By Abel Harvie-Clark
Around the world, young people are standing up and calling for greater solidarity with the ethnic minorities facing genocide in East Turkestan, occupied by the Chinese state as “Xinjiang”. The issue has been twisted in some ways by right-wingers looking to stoke up anti-Chinese sentiment, whilst some on the left are shamefully quiet due to a lingering softness for Chinese Stalinism. Both groups thus fall into the Cold War narrative that does not account for the catastrophic oppression that Uyghurs and other groups in the region are facing. Beyond the modern imperialisms that Washington and Beijing are both promoting, young people are leading the way with activism focussed on the reality of Uyghur experiences, and the direct connections we have to the region in order to take action in support of them.
Awareness of the issue has been raised successfully in recent years on social media, and by the end of 2020 this had amounted to concrete protests taking place. Last September, over 100 young people joined a protest outside the Chinese embassy in London at only a few days’ notice, to demand freedom for Uyghurs. The Uyghur Solidarity Campaign has continued regular protests, targeting the high street brands that are complicit in profiting from Uyghur forced labour. These corporations epitomise the hypocrisy of right-wing liberals who attack the Chinese government whilst remaining committed to an international economic system that encourages such extreme labour exploitation to the point of genocide.

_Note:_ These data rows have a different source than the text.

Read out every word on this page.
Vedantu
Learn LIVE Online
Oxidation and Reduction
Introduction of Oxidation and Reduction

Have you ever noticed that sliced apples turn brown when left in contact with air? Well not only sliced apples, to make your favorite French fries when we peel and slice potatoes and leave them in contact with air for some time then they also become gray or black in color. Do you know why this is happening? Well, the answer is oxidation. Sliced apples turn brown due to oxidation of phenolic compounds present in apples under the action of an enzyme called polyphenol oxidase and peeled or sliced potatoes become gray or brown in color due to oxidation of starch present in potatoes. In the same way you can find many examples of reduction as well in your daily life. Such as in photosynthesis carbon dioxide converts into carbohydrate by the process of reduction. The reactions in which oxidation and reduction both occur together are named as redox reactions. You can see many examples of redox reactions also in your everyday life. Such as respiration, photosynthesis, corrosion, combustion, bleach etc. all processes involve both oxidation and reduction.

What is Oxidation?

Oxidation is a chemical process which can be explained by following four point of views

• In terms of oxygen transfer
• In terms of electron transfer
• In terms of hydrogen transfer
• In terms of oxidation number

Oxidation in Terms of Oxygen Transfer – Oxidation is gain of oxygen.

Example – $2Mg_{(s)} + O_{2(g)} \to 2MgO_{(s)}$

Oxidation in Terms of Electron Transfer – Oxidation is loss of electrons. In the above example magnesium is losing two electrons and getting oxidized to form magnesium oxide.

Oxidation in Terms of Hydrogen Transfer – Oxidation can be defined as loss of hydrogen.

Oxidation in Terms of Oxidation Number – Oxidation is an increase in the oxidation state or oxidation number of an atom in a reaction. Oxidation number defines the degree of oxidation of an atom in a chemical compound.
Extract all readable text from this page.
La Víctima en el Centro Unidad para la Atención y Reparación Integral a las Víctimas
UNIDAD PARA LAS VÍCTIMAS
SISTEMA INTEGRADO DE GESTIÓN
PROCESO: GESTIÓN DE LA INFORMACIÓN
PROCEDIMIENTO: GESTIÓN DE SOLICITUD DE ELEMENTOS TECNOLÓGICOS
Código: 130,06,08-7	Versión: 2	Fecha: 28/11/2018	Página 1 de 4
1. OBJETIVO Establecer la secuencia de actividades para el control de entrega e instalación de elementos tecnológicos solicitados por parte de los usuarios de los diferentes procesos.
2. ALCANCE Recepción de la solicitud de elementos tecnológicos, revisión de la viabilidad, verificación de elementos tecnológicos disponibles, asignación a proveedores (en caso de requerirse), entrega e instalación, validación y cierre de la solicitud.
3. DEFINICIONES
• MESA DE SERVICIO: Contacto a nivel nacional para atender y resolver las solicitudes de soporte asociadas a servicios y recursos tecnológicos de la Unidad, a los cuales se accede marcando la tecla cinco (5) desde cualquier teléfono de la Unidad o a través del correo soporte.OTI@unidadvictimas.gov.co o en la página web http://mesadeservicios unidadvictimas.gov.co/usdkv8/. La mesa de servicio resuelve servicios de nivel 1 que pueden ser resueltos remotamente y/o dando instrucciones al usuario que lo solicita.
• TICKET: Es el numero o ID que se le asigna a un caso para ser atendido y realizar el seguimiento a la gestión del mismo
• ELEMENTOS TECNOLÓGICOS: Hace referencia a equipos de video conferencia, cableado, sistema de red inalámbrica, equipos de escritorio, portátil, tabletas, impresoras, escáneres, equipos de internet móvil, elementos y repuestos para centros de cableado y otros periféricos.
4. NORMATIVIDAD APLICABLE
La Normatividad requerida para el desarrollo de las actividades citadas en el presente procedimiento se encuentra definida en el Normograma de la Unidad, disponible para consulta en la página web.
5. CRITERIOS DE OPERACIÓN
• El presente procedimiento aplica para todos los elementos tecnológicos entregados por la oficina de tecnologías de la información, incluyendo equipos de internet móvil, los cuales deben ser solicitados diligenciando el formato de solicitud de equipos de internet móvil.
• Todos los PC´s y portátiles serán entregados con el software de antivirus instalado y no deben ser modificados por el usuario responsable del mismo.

Independent and internationalist solidarity is now successfully taking root on university campuses, with exciting prospects for cross-border organising. Collaboration between students at SOAS in London and SoCal Students For Uyghur Justice, a group of students in Southern California has led to an upcoming series of webinars to raise awareness, educate, and champion Uyghur culture. Further, both university student bodies are presenting radical motions to their student unions, and encouraging other universities to do the same. These motions demand an end to institutional investments in the repressive apparatus in East Turkestan, a strong public stance against Chinese repression and Western Cold War narratives, and calling all students out into the streets in support of the Uyghur struggle.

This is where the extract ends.